PRENANT EN COMPTE le fait que la communication de la Commission intitulée "Prévenir la radicalisation conduisant au terrorisme et à l'extrémisme violent: renforcer l'action de l'UE"[6], le programme européen en matière de sécurité d'avril 2015 [7] ainsi que les conclusions du Conseil sur la stratégie de sécurité intérieure renouvelée de juin 2015 [8] présentent les questions spécifiques du désengagement, de la réhabilitation, de la déradicalisation et de la lutte contre la radicalisation comme des thèmes d'action prioritaires pour les années à venir, 

Le Conseil de l'Union européenne et les États membres, réunis au sein du Conseil, 

ESTIMENT qu'il est nécessaire d'adopter une approche transsectorielle et pluridisciplinaire pour lutter efficacement contre la radicalisation conduisant au terrorisme et à l'extrémisme violent, en tenant compte de tous les aspects de cette question: prévention, enquêtes, poursuites, condamnation, réhabilitation et réintégration. 

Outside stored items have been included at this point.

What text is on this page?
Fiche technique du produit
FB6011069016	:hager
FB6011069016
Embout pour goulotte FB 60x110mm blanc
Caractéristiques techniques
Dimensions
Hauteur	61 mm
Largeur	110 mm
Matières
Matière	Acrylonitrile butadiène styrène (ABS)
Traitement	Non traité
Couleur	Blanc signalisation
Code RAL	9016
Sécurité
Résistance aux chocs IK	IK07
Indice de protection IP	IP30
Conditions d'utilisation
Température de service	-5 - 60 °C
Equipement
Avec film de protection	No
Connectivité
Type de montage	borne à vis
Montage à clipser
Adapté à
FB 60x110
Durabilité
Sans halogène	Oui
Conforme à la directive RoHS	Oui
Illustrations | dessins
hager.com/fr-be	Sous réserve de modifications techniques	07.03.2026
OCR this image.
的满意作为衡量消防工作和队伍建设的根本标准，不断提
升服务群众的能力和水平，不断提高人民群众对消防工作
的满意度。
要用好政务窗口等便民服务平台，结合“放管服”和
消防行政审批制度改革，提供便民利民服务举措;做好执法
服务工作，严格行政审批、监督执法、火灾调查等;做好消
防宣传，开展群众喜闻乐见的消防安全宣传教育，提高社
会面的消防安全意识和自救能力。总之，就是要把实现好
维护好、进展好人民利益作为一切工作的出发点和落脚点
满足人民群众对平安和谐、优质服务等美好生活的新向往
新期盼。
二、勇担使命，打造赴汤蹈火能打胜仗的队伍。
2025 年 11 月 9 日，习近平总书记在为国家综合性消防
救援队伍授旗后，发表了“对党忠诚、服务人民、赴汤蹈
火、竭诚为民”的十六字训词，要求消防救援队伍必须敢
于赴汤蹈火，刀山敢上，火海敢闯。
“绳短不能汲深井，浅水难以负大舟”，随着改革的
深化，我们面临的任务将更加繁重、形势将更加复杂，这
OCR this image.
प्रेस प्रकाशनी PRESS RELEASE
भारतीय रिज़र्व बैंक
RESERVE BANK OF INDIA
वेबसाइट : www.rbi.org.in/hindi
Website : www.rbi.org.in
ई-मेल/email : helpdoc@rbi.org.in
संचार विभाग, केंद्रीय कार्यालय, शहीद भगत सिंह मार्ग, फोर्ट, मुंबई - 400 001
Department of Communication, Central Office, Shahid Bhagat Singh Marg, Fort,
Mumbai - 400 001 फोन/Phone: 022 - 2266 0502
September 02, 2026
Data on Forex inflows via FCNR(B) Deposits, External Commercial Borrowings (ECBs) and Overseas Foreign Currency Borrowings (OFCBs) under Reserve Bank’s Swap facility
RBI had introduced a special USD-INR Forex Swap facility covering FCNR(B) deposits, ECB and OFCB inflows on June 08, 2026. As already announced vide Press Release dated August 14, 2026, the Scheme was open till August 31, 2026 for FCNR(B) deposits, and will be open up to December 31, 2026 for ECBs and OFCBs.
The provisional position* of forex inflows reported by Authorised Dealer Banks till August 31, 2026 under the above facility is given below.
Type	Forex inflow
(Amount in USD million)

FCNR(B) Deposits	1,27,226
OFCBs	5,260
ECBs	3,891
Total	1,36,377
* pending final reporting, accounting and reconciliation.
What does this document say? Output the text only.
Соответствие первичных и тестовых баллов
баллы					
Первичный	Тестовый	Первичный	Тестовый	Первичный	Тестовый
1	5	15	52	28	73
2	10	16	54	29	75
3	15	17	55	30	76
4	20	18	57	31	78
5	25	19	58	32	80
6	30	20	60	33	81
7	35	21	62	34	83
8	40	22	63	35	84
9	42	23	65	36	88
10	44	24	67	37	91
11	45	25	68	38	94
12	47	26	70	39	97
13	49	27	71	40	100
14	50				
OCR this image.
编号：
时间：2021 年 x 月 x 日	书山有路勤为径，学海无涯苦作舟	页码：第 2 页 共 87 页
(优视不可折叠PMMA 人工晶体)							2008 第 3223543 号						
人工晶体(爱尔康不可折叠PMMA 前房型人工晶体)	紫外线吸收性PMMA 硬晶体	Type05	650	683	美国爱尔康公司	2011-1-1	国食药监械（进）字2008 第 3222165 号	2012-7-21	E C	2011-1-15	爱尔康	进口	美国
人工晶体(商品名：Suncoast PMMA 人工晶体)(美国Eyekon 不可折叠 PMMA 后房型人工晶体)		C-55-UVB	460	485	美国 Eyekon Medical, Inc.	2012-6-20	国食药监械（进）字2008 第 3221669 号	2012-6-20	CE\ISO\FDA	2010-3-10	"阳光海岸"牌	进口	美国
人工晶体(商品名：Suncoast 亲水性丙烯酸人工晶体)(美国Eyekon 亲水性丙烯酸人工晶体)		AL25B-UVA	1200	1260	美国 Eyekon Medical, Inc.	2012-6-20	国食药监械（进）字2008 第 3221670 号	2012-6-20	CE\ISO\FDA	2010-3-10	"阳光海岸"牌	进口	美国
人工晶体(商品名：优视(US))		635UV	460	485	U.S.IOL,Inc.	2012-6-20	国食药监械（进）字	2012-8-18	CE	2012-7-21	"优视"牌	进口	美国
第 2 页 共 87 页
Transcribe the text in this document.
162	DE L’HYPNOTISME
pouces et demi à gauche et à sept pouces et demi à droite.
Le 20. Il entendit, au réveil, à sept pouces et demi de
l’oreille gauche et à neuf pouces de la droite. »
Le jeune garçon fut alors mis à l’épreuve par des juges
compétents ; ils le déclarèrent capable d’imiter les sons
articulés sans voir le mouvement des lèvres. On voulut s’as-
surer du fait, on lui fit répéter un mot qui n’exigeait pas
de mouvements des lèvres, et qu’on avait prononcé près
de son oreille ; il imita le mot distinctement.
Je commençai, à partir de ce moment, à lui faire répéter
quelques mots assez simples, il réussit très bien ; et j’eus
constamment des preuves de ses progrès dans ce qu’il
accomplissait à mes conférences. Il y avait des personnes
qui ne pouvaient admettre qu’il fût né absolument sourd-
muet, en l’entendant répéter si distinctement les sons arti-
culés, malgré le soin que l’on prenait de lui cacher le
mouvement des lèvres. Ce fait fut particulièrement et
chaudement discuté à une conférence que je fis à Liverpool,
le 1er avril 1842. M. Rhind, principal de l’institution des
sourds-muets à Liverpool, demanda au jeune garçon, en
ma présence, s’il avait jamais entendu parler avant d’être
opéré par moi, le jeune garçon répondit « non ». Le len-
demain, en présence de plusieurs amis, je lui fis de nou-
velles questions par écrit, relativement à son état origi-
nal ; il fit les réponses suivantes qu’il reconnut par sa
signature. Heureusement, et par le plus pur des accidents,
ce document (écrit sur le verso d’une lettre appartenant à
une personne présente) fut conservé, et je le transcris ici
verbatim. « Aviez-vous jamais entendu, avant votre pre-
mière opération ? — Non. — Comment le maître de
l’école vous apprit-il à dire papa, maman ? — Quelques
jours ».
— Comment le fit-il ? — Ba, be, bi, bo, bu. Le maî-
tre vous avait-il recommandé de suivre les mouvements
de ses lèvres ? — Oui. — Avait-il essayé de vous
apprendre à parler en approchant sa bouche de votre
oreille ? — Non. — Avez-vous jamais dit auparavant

ESTIMENT qu'il est nécessaire, à cette fin, de garantir une coordination et des synergies appropriées entre toutes les parties prenantes des secteurs public et privé, en particulier les procureurs et les juges, en recourant aux instruments juridiques existants et aux politiques en vigueur, dans le plein respect de l'État de droit et de la charte des droits fondamentaux de l'Union européenne, 

TENANT DÛMENT COMPTE des menaces qui pèsent sur la sécurité publique, 

CONSCIENTS de la nécessité à la fois d'une différenciation en fonction des besoins réels et des risques propres à chaque situation locale, des systèmes juridiques et de l'organisation judiciaire des différents pays, ainsi que des acteurs et parties prenantes concernés, et, par conséquent, d'une approche au cas par cas, 

CONCLUENT dès lors que les mesures décrites ci-après contribueraient à la réponse pénale à la radicalisation conduisant au terrorisme et à l'extrémisme violent, DEMANDENT INSTAMMENT à l'ensemble des parties prenantes de mettre en œuvre les mesures adéquates à chaque fois que cela est possible, et INSISTENT sur le rôle fondamental joué par les acteurs locaux. 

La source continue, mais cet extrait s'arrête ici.